Galanter Cathryn A, Pagar Dana L, Oberg Peter P, Wong Carrie, Davies Mark, Jensen Peter S
Division of Child and Adolescent Psychiatry, Columbia University, New York, New York 10032, USA.
J Child Adolesc Psychopharmacol. 2009 Dec;19(6):641-7. doi: 10.1089/cap.2008.0151.
We surveyed child and adolescent psychiatrists (CAPs) to characterize how they diagnose bipolar disorder (BPD) in children.

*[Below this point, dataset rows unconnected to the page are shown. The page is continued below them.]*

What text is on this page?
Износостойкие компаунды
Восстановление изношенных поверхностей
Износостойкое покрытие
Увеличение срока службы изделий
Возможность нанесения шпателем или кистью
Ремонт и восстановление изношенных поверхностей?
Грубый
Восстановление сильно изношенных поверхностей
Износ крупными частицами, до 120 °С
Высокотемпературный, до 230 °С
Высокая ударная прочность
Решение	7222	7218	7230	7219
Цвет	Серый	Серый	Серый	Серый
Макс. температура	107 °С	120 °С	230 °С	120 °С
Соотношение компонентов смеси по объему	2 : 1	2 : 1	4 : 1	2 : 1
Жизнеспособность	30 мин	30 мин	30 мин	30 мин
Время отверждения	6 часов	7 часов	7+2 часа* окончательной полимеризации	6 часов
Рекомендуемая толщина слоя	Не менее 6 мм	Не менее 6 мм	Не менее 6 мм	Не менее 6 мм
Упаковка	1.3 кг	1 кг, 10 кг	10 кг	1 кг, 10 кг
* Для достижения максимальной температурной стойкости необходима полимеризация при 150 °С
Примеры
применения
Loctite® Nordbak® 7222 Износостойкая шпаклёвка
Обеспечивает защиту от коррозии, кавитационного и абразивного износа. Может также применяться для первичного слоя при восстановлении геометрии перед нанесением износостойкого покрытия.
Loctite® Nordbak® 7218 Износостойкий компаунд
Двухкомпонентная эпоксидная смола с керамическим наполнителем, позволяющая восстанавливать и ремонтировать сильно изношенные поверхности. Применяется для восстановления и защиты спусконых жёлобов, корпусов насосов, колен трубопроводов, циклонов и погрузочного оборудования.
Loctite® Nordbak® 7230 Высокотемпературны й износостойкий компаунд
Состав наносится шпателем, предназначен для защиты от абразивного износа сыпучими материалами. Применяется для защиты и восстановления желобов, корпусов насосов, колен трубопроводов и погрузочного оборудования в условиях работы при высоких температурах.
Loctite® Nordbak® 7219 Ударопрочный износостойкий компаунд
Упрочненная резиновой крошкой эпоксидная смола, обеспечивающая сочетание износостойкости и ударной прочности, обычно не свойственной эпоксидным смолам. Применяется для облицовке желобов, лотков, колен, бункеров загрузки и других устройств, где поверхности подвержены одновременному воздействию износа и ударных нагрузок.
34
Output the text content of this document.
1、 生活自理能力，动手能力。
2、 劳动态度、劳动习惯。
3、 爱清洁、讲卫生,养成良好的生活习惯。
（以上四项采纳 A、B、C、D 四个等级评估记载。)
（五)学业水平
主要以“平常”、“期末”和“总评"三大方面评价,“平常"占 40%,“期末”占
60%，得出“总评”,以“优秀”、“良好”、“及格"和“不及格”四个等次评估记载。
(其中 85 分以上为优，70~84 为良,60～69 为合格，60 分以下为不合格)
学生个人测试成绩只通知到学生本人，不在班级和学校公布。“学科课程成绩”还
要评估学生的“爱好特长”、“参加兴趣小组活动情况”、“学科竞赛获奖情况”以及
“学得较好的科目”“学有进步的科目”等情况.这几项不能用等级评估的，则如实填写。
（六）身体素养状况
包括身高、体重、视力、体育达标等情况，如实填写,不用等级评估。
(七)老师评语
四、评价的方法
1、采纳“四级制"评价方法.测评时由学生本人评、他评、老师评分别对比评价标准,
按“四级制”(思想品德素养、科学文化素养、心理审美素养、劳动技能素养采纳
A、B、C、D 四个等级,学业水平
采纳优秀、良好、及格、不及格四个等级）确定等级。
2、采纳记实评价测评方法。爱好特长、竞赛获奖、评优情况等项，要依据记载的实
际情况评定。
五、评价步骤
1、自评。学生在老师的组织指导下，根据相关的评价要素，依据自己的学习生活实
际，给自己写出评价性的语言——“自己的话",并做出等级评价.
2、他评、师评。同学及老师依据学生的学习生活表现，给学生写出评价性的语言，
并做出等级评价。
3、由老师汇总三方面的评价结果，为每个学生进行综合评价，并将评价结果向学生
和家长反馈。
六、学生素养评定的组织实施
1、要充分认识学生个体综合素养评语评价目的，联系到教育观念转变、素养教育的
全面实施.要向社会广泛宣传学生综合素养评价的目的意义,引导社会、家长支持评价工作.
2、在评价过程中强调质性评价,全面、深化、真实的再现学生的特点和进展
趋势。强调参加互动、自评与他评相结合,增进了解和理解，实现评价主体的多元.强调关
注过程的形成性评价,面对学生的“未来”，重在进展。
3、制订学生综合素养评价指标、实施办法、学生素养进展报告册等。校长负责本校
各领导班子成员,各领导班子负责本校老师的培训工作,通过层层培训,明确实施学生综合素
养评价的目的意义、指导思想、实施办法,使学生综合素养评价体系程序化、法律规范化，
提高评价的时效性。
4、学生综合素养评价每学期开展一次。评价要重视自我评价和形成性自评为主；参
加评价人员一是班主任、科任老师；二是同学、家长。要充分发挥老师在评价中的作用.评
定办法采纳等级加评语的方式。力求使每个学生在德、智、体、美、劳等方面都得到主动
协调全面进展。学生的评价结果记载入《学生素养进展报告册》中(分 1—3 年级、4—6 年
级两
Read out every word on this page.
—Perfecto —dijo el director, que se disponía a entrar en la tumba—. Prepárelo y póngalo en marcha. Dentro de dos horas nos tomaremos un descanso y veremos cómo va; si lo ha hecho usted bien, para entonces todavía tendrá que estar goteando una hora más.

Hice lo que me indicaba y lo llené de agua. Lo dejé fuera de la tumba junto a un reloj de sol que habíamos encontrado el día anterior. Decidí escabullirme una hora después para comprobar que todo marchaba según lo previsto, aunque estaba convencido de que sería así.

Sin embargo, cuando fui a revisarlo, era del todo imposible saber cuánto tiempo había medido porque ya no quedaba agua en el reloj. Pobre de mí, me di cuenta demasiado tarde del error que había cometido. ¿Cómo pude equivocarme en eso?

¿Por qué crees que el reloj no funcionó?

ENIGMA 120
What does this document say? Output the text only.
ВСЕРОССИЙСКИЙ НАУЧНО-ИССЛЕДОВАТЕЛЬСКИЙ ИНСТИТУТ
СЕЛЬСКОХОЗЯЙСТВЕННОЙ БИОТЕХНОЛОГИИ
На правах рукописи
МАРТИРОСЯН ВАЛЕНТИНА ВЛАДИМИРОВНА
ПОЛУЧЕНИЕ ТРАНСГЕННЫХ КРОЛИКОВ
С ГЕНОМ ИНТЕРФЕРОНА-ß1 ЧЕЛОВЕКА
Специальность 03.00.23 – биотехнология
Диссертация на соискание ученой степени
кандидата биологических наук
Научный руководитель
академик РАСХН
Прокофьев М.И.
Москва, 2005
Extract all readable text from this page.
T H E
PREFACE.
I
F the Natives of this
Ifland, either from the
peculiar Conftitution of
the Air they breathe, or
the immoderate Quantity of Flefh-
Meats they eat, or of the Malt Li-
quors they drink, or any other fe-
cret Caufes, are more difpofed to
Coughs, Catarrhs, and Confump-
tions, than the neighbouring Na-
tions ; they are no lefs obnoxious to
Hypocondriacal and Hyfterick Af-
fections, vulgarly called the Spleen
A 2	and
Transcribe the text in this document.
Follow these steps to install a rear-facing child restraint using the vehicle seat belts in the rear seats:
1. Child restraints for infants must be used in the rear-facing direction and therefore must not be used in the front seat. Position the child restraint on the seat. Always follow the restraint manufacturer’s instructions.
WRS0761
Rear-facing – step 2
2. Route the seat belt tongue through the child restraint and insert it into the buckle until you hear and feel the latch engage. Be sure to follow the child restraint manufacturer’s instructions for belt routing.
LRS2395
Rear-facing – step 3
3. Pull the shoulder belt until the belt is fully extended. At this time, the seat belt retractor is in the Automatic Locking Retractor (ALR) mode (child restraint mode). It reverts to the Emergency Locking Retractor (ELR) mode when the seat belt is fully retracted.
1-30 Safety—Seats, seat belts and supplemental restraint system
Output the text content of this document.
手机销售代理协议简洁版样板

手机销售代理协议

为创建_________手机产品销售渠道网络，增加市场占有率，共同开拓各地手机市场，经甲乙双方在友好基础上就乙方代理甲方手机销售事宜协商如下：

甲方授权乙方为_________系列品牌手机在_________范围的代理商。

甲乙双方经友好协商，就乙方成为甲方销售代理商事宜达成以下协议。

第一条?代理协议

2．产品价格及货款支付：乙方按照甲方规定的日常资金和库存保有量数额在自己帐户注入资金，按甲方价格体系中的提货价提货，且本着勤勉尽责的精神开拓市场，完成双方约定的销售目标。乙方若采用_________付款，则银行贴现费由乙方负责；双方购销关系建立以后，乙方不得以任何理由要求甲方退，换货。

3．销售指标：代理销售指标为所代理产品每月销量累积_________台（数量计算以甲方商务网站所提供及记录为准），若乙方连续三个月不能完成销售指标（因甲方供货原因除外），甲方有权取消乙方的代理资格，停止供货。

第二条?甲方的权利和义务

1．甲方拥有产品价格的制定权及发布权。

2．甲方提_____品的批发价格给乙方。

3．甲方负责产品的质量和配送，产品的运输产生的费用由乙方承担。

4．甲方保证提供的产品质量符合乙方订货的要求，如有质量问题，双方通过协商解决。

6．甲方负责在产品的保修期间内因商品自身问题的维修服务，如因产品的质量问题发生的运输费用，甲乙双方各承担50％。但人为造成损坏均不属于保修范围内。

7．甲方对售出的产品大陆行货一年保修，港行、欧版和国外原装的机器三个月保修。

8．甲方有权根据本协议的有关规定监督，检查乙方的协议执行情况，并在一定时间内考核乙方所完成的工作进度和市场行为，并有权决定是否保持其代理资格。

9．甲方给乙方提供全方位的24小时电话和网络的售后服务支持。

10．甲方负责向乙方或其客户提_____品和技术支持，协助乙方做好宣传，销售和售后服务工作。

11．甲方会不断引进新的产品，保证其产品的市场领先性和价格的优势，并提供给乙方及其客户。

We approached by mail and then telephone 100 CAPs randomly sampled from five regions of the main professional organization of American CAPs; 53 CAPs were reached and agreed to participate. We asked about their training and practice setting, and asked them to name 10 symptoms indicative of BPD. We conducted descriptive analyses to determine how CAPs ranked symptoms, whether reports were consistent with Diagnostic and Statistical Manual of Mental Disorders, 4th edition, Text Revision (DSM-IV-TR) criteria, and whether alternative symptom models might guide their decision making.
CAPs considered lability, grandiosity, family history of BPD, aggression, and expansive or euphoric mood as the most important factors in diagnosing BPD. Only 21 (39.6%) CAPs reported sufficient symptoms to meet DSM criteria for BPD (DSM-Yes status). DSM-Yes status was associated with participants' region, less expertise (< or =10 years practicing child and adolescent psychiatry), and lower levels of self-reported confidence in their ability to diagnose BPD.
CAPs vary in the symptoms they use to diagnose BPD, with most using a mixture of DSM and non-DSM symptoms. Expertise and confidence may lessen one's reliance on DSM criteria. Further studies are needed to understand CAPs' diagnostic decisions about BD and to develop interventions to support accurate diagnostic decision making and improve patient care.
我们对儿童及青少年精神科医生(CAPs)进行了调查,以了解他们如何诊断儿童双相情感障碍(BPD)。
我们通过邮件,然后电话联系了从美国CAPs主要专业组织的五个地区随机抽取的100名CAPs;联系到了53名CAPs并同意参与。我们询问了他们的培训情况和执业环境,并请他们列出10种表明BPD的症状。我们进行了描述性分析,以确定CAPs如何对症状进行排序,报告是否与《精神疾病诊断与统计手册》第四版修订版(DSM-IV-TR)标准一致,以及替代症状模型是否可能指导他们的决策。
CAPs认为情绪不稳定、夸大、BPD家族史、攻击性以及心境高涨或欣快是诊断BPD最重要的因素。只有21名(39.6%)CAPs报告有足够症状符合BPD的DSM标准(DSM-肯定状态)。DSM-肯定状态与参与者所在地区、专业经验较少(从事儿童及青少年精神病学工作≤10年)以及自我报告的诊断BPD能力信心水平较低有关。
CAPs在用于诊断BPD的症状方面存在差异,大多数使用DSM症状和非DSM症状的混合。专业知识和信心可能会减少对DSM标准的依赖。需要进一步研究以了解CAPs对双相情感障碍的诊断决策,并制定干预措施以支持准确的诊断决策并改善患者护理。